If you’ve ever found yourself craving a comforting dish like mala tang, but with the rich and concentrated flavour of mala xiang guo, Alley Malatang 老街称盘麻辣烫 is one of the newest entrants to the bustling food-filled street that is a must-visit.
The nostalgia-themed eatery is decked out with old movie posters, bamboo furniture, and decorative window fixtures that’ll transport you to the winding alleys of Chengdu, Sichuan, where the best (and most hidden) mala tang spots can often be found.
Alley Malatang is the first in Singapore to serve “weighing pan mala tang” (称盘麻辣烫) — dry-style traditional Sichuan mala tang served on an enamel plate, which resembles the weighing pan of a traditional weighing scale.
Take your pick from a selection of over 50 ingredients, which are categorised according to the following four colours: Red 红碟 (S$1), White Flower 白花碟 (S$1.60), White 白碟 (S$2.20), and Yellow 黄碟 (S$2.80)

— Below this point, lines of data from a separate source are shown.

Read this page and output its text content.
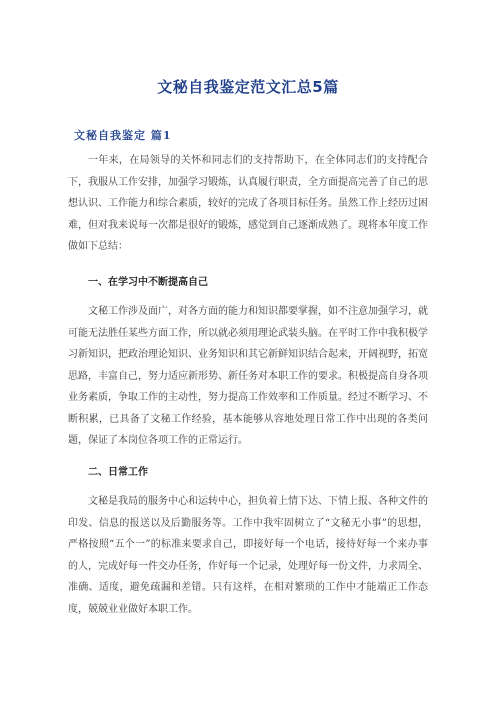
文秘自我鉴定范文汇总5篇
文秘自我鉴定 篇1

一年来，在局领导的关怀和同志们的支持帮助下，在全体同志们的支持配合下，我服从工作安排，加强学习锻炼，认真履行职责，全方面提高完善了自己的思想认识、工作能力和综合素质，较好的完成了各项目标任务。虽然工作上经历过困难，但对我来说每一次都是很好的锻炼，感觉到自己逐渐成熟了。现将本年度工作做如下总结：

一、在学习中不断提高自己

文秘工作涉及面广，对各方面的能力和知识都要掌握，如不注意加强学习，就可能无法胜任某些方面工作，所以就必须用理论武装头脑。在平时工作中我积极学习新知识，把政治理论知识、业务知识和其它新鲜知识结合起来，开阔视野，拓宽思路，丰富自己，努力适应新形势、新任务对本职工作的要求。积极提高自身各项业务素质，争取工作的主动性，努力提高工作效率和工作质量。经过不断学习、不断积累，已具备了文秘工作经验，基本能够从容地处理日常工作中出现的各类问题，保证了本岗位各项工作的正常运行。

二、日常工作

文秘是我局的服务中心和运转中心，担负着上情下达、下情上报、各种文件的印发、信息的报送以及后勤服务等。工作中我牢固树立了“文秘无小事”的思想，严格按照“五个一”的标准来要求自己，即接好每一个电话，接待好每一个来办事的人，完成好每一件交办任务，作好每一个记录，处理好每一份文件，力求周全、准确、适度，避免疏漏和差错。只有这样，在相对繁琐的工作中才能端正工作态度，兢兢业业做好本职工作。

These include a varied selection of meats and seafood like Premium Beef (精品牛肉), Spicy Pork Ribs (麻辣排骨), Black Tripe (黑毛肚), and Squid (鱿鱼须), alongside staples like Fried Beancurd Skin (炸腐竹), Lotus Root Slices (莲藕片), King Oyster Mushroom (杏鲍菇), and QQ Noodles.
The fun part? You’ll get to “shop” for ingredients with adorable rattan baskets and concoct the mala tang of your wildest dreams.
Unlike the typical mala xiang guo or Northern Chinese (Dongbei-style) mala tang, you do not need to pay an extra charge for the soup base.
Unlike Dongbei-style mala tang, which is mostly made of a rich and fragrant bone broth and milk soup base, the Sichuan-style mala tang served here is packed with peppercorns, chilli, and a butter soup base, yielding a spicy, numbing, and less-soupy broth that is certainly not for the faint-hearted.
Add in extra chilli (to achieve your desired spice level), garlic, spring onion, and the eatery’s special spicy dipping powder, and you’re all set!
Mala tang aside, you can also find other popular Sichuan dishes like Braised Pork Intestines Mixian 红烧肥肠米线 (S$4.80), Sichuan Hot & Sour Noodles 四川酸辣粉 (S$4.80), and Spicy Pork Dumplings in Chilli Vinaigrette 红油抄手 (S$3).
After all that spice, you’ll definitely want to cool off with refreshing desserts like Sichuan Ice Jelly (四川冰粉), Baked Snow Pear (冰火烤梨), and silky Beancurd (豆花).